Debt sell-off stokes deflation fears

Emerging market central banks cutting their holdings of US treasuries could have repercussions for the American economy, according to one global strategist.

Frances Hudson

Frances Hudson

Despite demand for US treasuries remaining robust, countries such as China, Brazil and Russia recently cut their holdings in American government debt.

Although this does not yet represent a flight from treasuries, if it persists it could put pressure on domestic sources of credit or even threaten deflation over the longer term.

The Federal Reserve’s latest Treasury International Capital report shows net purchases of long-term treasuries by foreign official institutions amounted to $17.7 billion (£11.4 billion) in November, while private foreign investors increased their holdings by $40.3 billion.

But China continued to sell US treasuries over the month.
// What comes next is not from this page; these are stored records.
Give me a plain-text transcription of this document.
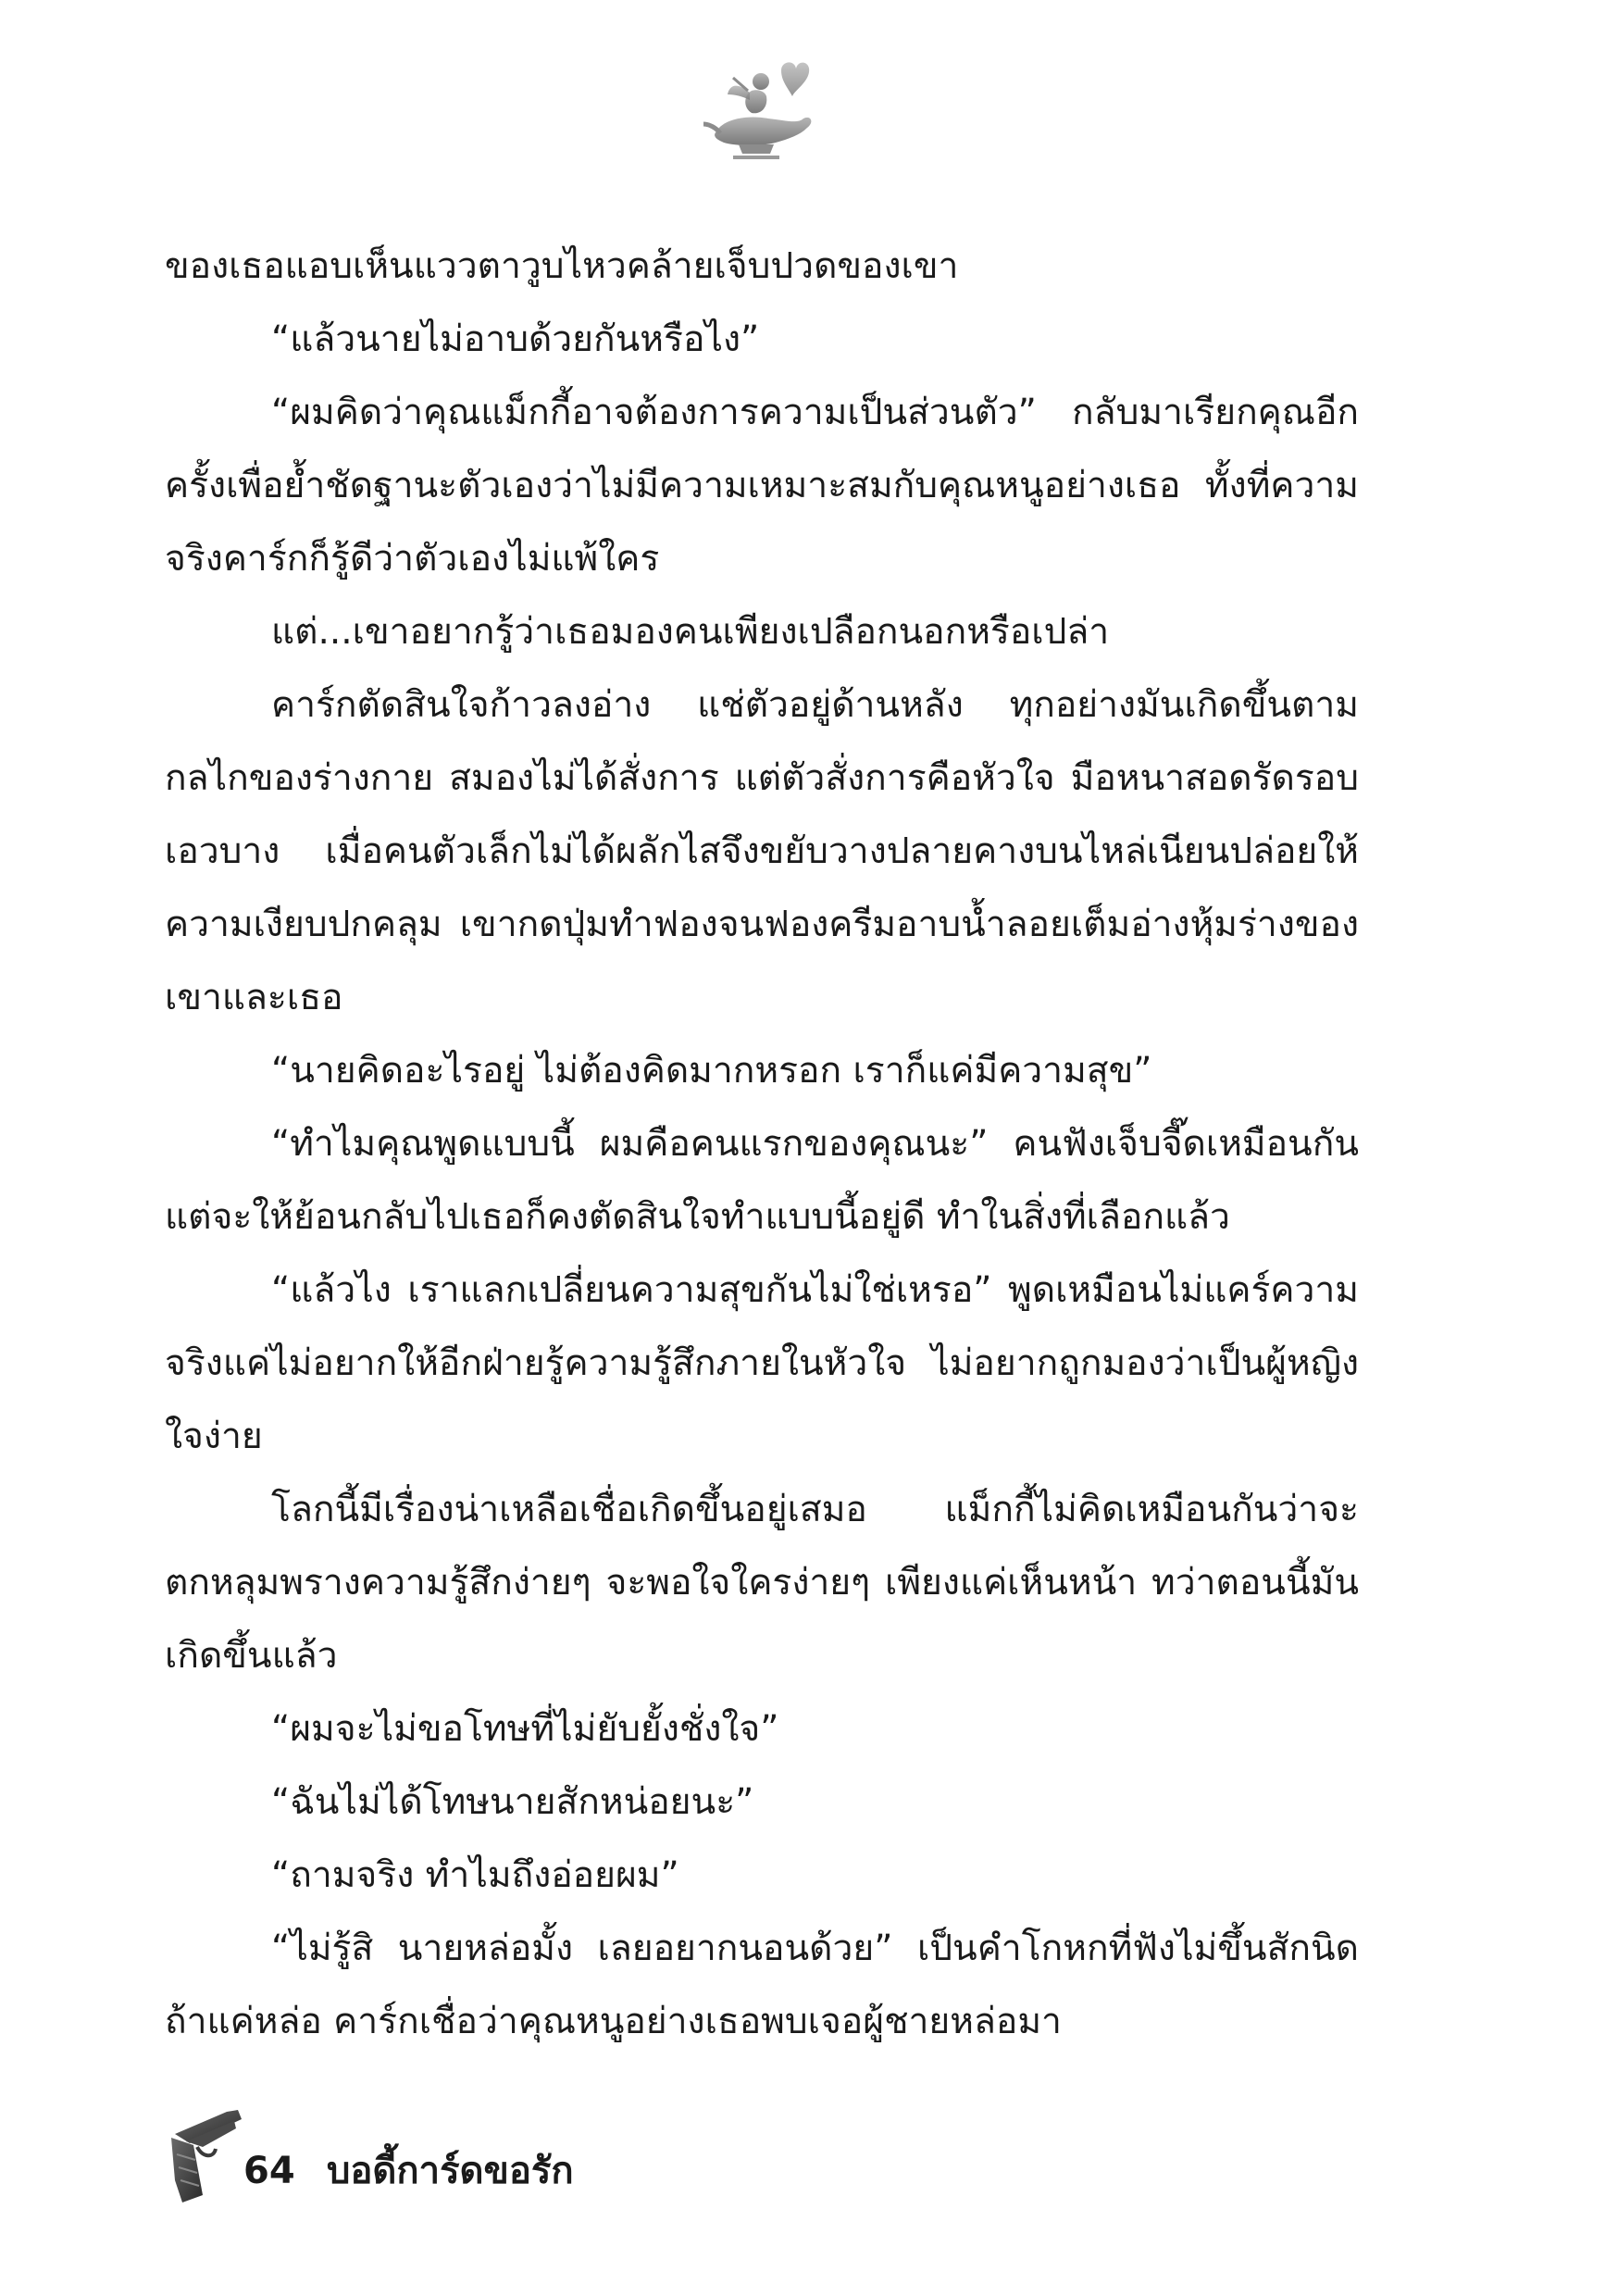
ของเธอแอบเห็นแววตาวูบไหวคล้ายเจ็บปวดของเขา

“แล้วนายไม่อาบด้วยกันหรือไง”

“ผมคิดว่าคุณแม็กกี้อาจต้องการความเป็นส่วนตัว” กลับมาเรียกคุณอีกครั้งเพื่อย้ำชัดฐานะตัวเองว่าไม่มีความเหมาะสมกับคุณหนูอย่างเธอ ทั้งที่ความจริงคาร์กก็รู้ดีว่าตัวเองไม่แพ้ใคร

แต่...เขาอยากรู้ว่าเธอมองคนเพียงเปลือกนอกหรือเปล่า

คาร์กตัดสินใจก้าวลงอ่าง แช่ตัวอยู่ด้านหลัง ทุกอย่างมันเกิดขึ้นตามกลไกของร่างกาย สมองไม่ได้สั่งการ แต่ตัวสั่งการคือหัวใจ มือหนาสอดรัดรอบเอวบาง เมื่อคนตัวเล็กไม่ได้ผลักไสจึงขยับวางปลายคางบนไหล่เนียนปล่อยให้ความเงียบปกคลุม เขากดปุ่มทำฟองจนฟองครีมอาบน้ำลอยเต็มอ่างหุ้มร่างของเขาและเธอ

“นายคิดอะไรอยู่ ไม่ต้องคิดมากหรอก เราก็แค่มีความสุข”

“ทำไมคุณพูดแบบนี้ ผมคือคนแรกของคุณนะ” คนฟังเจ็บจี๊ดเหมือนกัน แต่จะให้ย้อนกลับไปเธอก็คงตัดสินใจทำแบบนี้อยู่ดี ทำในสิ่งที่เลือกแล้ว

“แล้วไง เราแลกเปลี่ยนความสุขกันไม่ใช่เหรอ” พูดเหมือนไม่แคร์ความจริงแค่ไม่อยากให้อีกฝ่ายรู้ความรู้สึกภายในหัวใจ ไม่อยากถูกมองว่าเป็นผู้หญิงใจง่าย

โลกนี้มีเรื่องน่าเหลือเชื่อเกิดขึ้นอยู่เสมอ แม็กกี้ไม่คิดเหมือนกันว่าจะตกหลุมพรางความรู้สึกง่ายๆ จะพอใจใครง่ายๆ เพียงแค่เห็นหน้า ทว่าตอนนี้มันเกิดขึ้นแล้ว

“ผมจะไม่ขอโทษที่ไม่ยับยั้งชั่งใจ”

“ฉันไม่ได้โทษนายสักหน่อยนะ”

“ถามจริง ทำไมถึงอ่อยผม”

“ไม่รู้สิ นายหล่อมั้ง เลยอยากนอนด้วย” เป็นคำโกหกที่ฟังไม่ขึ้นสักนิด ถ้าแค่หล่อ คาร์กเชื่อว่าคุณหนูอย่างเธอพบเจอผู้ชายหล่อมา

64 บอดี้การ์ดขอรัก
The country’s holdings were $1.132 trillion in November, coming down from a peak of $1.173 trillion in July.

Frances Hudson, a global thematic strategist at Standard Life Investments, says China’s shrinking balance of payments surplus, appreciating currency and softening export growth are behind its lower treasuries holdings.

“The new buying has more or less completely dried up,” she says. “This is going to be a trend that will continue. There might be an occasional blip but you would expect this to persist in the long run.”

The reasons for other central banks scaling back their holdings reflect their own circumstances rather than a move away from American government debt, Hudson adds.

In the cases of Brazil and Russia, this can be attributed to shifts in commodity prices and the movement of goods around the world. With Switzerland, it is a result of the central bank’s recent intervention in the currency market.

Treasuries are likely to retain their haven status owing to a lack of alternatives in the debt market and the dollar’s position as the world’s reserve currency, Hudson says.

However, she adds that falling demand from foreign central banks will create greater pressure for domestic investors to buy more treasuries – especially if the Fed decides against launching a third bout of quantitative easing.

“If that happens, you might see weaker sources of credit for the rest of the US economy because if investors are buying treasuries they might not be buying corporate bonds. It could bring deflation back to the US as well,” Hudson warns.